Previously, when I had attended conferences, I had used them to attend as many seminars or talks as I could physically get to. Then one simple book laid out the problems with such an approach. The big thing to remember is that there are only going to be a few sessions that you simply must attend because you can't get the information anywhere else. This is typically because the presenter is lengendary in their ability to communicate the material in person, not because of the material itself. I've been to a few of these: Ken Henderson, Mark Russinovich, and Dan Kaminsky are my top three. But otherwise, realize that a lot of the session material can be found rather easily, especially in today's environment. So much is on-line now. Also, PASS makes available recording of the presentation from the Summit.
The Big Takeaway: Networking
So what's the big thing you should be doing? Networking. Meeting people face-to-face is always preferable to over the Internet. Sitting down and establishing a connection. In other words, establishing a new relationship or building on an old one. If you're like me, and painfully introverted, this is going to be difficult. However, the big takeaway from a lot of conferences are the folks you meet. The bigger the *real* network that you have around you, the better off you are. Those in your network provide job opportunities, advice, and help with issues. In addition, they can provide a sense of satisfaction when you're able to provide those back to the folks you know. That's big from a professional persective.

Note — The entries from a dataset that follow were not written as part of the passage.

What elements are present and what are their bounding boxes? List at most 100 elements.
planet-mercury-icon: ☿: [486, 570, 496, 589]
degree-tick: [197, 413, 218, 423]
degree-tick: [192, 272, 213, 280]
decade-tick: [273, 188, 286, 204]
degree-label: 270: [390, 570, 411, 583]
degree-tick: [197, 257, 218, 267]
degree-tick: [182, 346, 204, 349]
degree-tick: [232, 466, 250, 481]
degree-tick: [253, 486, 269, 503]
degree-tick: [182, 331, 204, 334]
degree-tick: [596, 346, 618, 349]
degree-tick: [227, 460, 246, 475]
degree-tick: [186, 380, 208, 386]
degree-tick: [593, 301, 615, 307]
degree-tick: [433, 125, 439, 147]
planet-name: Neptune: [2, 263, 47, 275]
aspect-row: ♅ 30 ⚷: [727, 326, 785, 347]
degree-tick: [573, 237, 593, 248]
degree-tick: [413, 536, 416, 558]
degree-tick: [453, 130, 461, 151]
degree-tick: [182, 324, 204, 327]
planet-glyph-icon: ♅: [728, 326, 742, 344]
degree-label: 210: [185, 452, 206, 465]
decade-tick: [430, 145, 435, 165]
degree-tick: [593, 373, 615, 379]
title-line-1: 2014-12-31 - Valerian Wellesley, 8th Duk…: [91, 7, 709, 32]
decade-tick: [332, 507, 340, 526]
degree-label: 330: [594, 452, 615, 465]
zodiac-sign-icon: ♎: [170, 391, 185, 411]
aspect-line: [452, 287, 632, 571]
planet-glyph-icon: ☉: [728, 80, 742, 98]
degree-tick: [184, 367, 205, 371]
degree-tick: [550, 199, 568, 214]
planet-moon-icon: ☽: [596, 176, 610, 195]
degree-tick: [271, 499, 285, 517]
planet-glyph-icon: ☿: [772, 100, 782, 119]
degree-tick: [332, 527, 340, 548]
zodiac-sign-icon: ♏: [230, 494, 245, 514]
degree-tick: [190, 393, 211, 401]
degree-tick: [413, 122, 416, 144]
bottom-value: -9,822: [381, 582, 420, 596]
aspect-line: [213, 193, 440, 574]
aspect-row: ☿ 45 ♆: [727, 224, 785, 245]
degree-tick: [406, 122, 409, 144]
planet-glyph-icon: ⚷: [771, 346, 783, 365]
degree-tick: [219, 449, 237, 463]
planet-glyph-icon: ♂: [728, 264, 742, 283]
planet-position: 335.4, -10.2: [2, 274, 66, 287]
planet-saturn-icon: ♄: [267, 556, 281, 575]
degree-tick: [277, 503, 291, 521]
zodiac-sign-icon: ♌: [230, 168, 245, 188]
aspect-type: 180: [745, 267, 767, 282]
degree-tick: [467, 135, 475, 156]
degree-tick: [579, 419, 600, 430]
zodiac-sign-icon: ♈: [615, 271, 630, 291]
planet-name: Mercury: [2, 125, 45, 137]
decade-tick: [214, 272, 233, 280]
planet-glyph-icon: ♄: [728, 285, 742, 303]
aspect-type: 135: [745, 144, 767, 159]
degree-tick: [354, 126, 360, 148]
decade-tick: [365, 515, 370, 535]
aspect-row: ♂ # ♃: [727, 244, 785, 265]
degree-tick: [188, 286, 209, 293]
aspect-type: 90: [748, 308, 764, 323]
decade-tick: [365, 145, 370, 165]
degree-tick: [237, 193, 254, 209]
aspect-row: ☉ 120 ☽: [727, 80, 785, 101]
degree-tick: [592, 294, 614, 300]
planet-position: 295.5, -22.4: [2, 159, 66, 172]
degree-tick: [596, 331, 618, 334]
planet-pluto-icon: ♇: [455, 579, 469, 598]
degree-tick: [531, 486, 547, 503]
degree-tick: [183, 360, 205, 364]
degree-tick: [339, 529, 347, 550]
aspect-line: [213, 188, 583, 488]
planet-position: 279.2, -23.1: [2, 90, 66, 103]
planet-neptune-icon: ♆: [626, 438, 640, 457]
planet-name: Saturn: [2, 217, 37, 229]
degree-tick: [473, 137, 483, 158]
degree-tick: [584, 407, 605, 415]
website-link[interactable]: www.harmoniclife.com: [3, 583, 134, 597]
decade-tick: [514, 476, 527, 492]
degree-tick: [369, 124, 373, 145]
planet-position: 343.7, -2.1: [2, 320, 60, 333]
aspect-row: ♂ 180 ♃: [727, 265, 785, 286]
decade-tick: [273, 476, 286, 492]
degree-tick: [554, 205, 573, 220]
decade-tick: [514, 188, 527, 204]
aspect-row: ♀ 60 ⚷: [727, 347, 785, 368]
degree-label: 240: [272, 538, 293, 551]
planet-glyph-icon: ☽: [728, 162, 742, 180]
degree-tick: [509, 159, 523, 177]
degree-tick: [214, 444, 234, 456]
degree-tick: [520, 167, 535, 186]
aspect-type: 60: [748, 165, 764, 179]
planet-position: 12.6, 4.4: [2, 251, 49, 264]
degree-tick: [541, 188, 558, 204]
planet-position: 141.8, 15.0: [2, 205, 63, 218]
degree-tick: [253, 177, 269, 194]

Make a Personal Connection
But don't stop there. Also realize that as you network, you'll discover connections that go beyond the professional realm. For instance, Andy Leonard (blog | twitter) have often related something we're discussing back to a shared military background. A local IT manager and I attended The Citadel at the same time and have a great amount of shared experience, though we didn't run across each other on campus. Tom LaRock (blog | twitter) and I both root for the Yankees. These add to how we're connected and often times give us opportunities to talk and engage beyond just the professional. That means stronger bonds. And that's always a good thing.
Maintain the Connection
Once you leave the Summit, remember to maintain those connections. Use Twitter, Facebook, and Google+. Drop an email from time-to-time (Ferrazzi advises at least quarterly). If there's a chance to meet in person, such as at a SQL Saturday or over a baseball game, see if you can take advantage of it. But don't forget to maintain and build. This is probably the biggest area of letdown I see post-conference. Folks go their separate ways until the next conference. The time invested in maintaining connections is a small price to pay for the growth of those relationships and the benefits they provide, both personal and professional.